How Government Policies Cemented the Racism that Reigns in Baltimore


Richard Rothstein | The American Prospect | April 29, 2015

A century of federal, state, and local policies have quarantined Charm City’s black population in isolated slums.

(AP Photo/Patrick Semansky)

A boy runs from a public housing development toward the intersection where Freddie Gray was arrested, Friday, April 24, 2015, in Baltimore. Gray died from spinal injuries about a week after he was arrested and transported in a police van. But the unrest that followed is as much a comment on 100 years government housing policies that continue to the present day as it is about unjust policing.

This article originally appeared on the website of the Economic Policy Institute, under the title, “From Ferguson to Baltimore: The Fruits of Government-Sponsored Segregation“.

In Baltimore in 1910, a black graduate of Yale Law School purchased a home in a previously all-white neighborhood. The Baltimore city government reacted by adopting a residential segregation ordinance, restricting African Americans to designated blocks. Explaining the policy, Baltimore’s mayor proclaimed: “Blacks should be quarantined in isolated slums in order to reduce the incidence of civil disturbance, to prevent the spread of communicable disease into the nearby White neighborhoods, and to protect property values among the White majority.”

Thus began a century of federal, state, and local policies to quarantine Baltimore’s black population in isolated slums—policies that continue to the present day, as federal housing subsidy policies still disproportionately direct low-income black families to segregated neighborhoods and away from middle-class suburbs.

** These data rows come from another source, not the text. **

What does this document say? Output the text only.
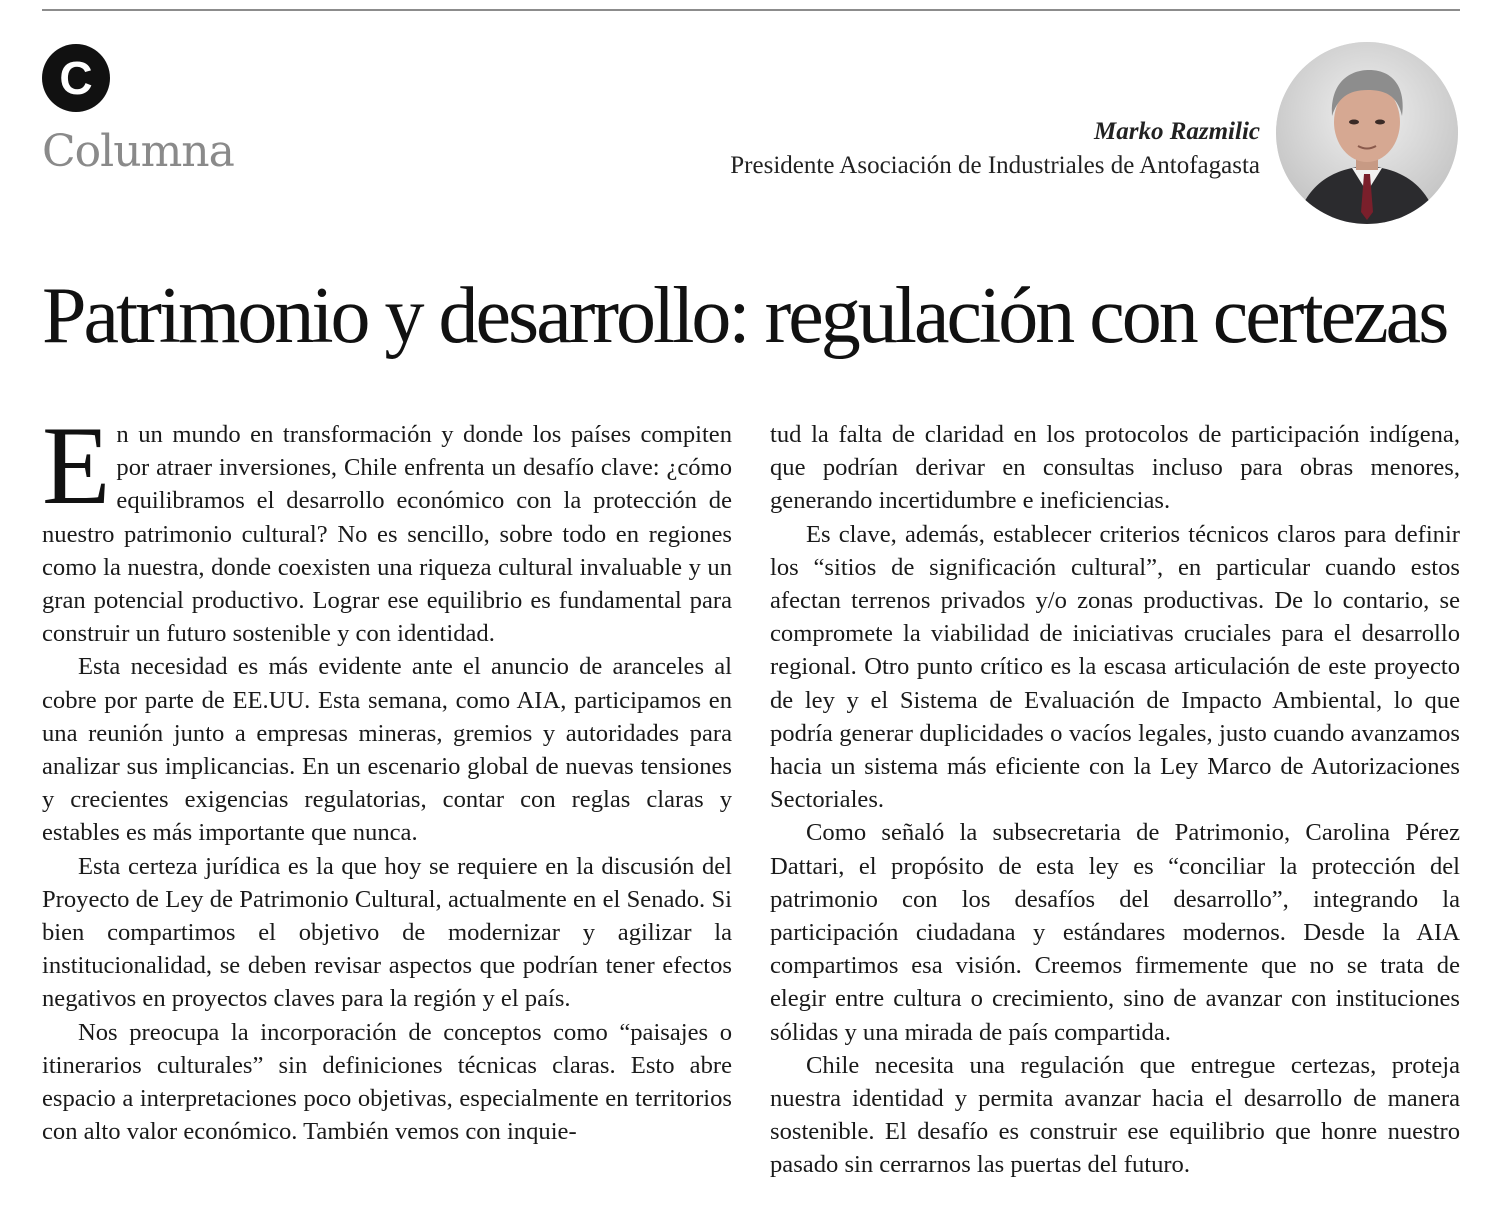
C
Columna	Marko Razmilic
Presidente Asociación de Industriales de Antofagasta
Patrimonio y desarrollo: regulación con certezas

En un mundo en transformación y donde los países compiten por atraer inversiones, Chile enfrenta un desafío clave: ¿cómo equilibramos el desarrollo económico con la protección de nuestro patrimonio cultural? No es sencillo, sobre todo en regiones como la nuestra, donde coexisten una riqueza cultural invaluable y un gran potencial productivo. Lograr ese equilibrio es fundamental para construir un futuro sostenible y con identidad.

Esta necesidad es más evidente ante el anuncio de aranceles al cobre por parte de EE.UU. Esta semana, como AIA, participamos en una reunión junto a empresas mineras, gremios y autoridades para analizar sus implicancias. En un escenario global de nuevas tensiones y crecientes exigencias regulatorias, contar con reglas claras y estables es más importante que nunca.

Esta certeza jurídica es la que hoy se requiere en la discusión del Proyecto de Ley de Patrimonio Cultural, actualmente en el Senado. Si bien compartimos el objetivo de modernizar y agilizar la institucionalidad, se deben revisar aspectos que podrían tener efectos negativos en proyectos claves para la región y el país.

Nos preocupa la incorporación de conceptos como “paisajes o itinerarios culturales” sin definiciones técnicas claras. Esto abre espacio a interpretaciones poco objetivas, especialmente en territorios con alto valor económico. También vemos con inquie-

tud la falta de claridad en los protocolos de participación indígena, que podrían derivar en consultas incluso para obras menores, generando incertidumbre e ineficiencias.

Es clave, además, establecer criterios técnicos claros para definir los “sitios de significación cultural”, en particular cuando estos afectan terrenos privados y/o zonas productivas. De lo contario, se compromete la viabilidad de iniciativas cruciales para el desarrollo regional. Otro punto crítico es la escasa articulación de este proyecto de ley y el Sistema de Evaluación de Impacto Ambiental, lo que podría generar duplicidades o vacíos legales, justo cuando avanzamos hacia un sistema más eficiente con la Ley Marco de Autorizaciones Sectoriales.

Como señaló la subsecretaria de Patrimonio, Carolina Pérez Dattari, el propósito de esta ley es “conciliar la protección del patrimonio con los desafíos del desarrollo”, integrando la participación ciudadana y estándares modernos. Desde la AIA compartimos esa visión. Creemos firmemente que no se trata de elegir entre cultura o crecimiento, sino de avanzar con instituciones sólidas y una mirada de país compartida.

Chile necesita una regulación que entregue certezas, proteja nuestra identidad y permita avanzar hacia el desarrollo de manera sostenible. El desafío es construir ese equilibrio que honre nuestro pasado sin cerrarnos las puertas del futuro.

Whenever young black men riot in response to police brutality or murder, as they have done in Baltimore this week, we’re tempted to think we can address the problem by improving police quality—training officers not to use excessive force, implementing community policing, encouraging police to be more sensitive, prohibiting racial profiling, and so on. These are all good, necessary, and important things to do. But such proposals ignore the obvious reality that the protests are not really (or primarily) about policing.